The disclosure comes as Beijing-based 360 Threat Intelligence Center detailed Gamaredon‘s (aka APT-C-53) evolving tradecraft, highlighting its use of Telegram-owned Telegraph as a dead-drop resolver to point to command-and-control (C2) infrastructure.
The attacks are also notable for the abuse of Microsoft Dev Tunnels (devtunnels.ms), a service that allows developers to securely expose local web services to the internet for testing and debugging purposes, as C2 domains for added stealth.
“This technique provides twofold advantages: first, the original C2 server IP is completely masked by Microsoft’s relay nodes, blocking threat intelligence tracebacks based on IP reputation,” the cybersecurity company said.
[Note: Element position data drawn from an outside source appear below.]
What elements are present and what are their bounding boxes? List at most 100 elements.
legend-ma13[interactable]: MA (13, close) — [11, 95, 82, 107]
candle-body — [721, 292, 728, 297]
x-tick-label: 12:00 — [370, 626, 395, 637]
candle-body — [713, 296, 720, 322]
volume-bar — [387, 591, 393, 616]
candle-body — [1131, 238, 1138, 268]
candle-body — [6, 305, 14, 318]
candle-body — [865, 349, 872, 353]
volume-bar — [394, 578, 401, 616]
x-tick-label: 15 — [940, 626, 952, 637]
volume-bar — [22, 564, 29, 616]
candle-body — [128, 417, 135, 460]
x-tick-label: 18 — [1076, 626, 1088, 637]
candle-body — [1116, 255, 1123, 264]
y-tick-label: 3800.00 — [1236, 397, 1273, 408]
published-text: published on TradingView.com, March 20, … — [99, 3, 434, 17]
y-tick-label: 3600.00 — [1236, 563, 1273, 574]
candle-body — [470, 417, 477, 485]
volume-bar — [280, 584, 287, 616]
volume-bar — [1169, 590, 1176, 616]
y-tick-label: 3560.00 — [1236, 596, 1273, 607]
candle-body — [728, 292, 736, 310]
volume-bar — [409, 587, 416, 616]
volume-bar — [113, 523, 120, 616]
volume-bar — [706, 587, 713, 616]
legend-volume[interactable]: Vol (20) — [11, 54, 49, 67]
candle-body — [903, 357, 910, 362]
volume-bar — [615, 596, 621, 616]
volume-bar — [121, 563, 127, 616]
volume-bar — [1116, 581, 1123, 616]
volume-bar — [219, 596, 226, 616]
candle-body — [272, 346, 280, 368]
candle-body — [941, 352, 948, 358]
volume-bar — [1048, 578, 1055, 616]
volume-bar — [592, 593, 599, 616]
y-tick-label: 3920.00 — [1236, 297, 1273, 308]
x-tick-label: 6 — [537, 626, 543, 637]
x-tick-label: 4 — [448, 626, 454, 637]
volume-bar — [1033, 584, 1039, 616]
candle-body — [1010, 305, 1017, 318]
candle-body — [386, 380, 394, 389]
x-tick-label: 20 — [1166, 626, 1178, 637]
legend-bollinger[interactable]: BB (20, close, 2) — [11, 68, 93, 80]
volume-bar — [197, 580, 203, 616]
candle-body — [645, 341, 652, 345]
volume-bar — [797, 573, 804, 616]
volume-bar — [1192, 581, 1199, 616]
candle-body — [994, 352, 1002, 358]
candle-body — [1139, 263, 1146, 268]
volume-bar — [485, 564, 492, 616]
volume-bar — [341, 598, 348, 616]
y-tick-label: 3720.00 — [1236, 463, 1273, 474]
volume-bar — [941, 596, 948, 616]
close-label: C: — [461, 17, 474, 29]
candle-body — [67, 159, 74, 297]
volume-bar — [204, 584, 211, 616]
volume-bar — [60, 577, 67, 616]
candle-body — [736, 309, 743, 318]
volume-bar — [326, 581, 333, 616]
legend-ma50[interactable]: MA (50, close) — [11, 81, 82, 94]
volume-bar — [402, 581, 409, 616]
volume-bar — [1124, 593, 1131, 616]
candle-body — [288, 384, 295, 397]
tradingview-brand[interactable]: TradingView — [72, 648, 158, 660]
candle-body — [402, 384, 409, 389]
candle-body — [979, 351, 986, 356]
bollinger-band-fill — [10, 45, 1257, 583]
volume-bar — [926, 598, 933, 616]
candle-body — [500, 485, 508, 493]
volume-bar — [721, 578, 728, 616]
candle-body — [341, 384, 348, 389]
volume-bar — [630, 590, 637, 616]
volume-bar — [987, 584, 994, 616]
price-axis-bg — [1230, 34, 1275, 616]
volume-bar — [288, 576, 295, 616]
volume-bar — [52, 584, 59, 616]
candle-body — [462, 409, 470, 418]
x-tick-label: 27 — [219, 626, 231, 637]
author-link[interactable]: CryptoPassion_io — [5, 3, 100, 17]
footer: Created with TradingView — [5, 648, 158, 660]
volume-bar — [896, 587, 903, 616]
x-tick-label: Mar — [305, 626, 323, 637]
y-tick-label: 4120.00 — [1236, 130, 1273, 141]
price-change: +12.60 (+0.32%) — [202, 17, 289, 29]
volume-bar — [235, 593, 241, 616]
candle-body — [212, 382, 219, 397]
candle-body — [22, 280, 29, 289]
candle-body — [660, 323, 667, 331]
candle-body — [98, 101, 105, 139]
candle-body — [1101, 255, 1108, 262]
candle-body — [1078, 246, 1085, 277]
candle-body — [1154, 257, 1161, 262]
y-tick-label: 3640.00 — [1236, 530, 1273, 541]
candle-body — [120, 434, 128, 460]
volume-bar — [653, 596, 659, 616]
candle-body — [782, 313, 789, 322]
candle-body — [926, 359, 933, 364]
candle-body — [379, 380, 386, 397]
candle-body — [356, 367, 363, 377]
“Second, by exploiting the service’s ability to reset domain names on a minute-by-minute basis, the attackers can rapidly rotate infrastructure nodes, leveraging the trusted credentials and traffic scale of mainstream cloud services to maintain a nearly zero-exposure continuous threat operation.”
Attack chains entail the use of bogus Cloudflare Workers domains to distribute a Visual Basic Script like PteroLNK, which can propagate the infection to other machines by copying itself to connected USB drives, as well as download additional
payloads.
“This attack chain demonstrates a high level of specialized design, employing four layers of obfuscation (registry persistence, dynamic compilation, path masquerading, cloud service abuse) to carry out a fully covert operation from initial implantation to data exfiltration,” 360 Threat Intelligence Center said.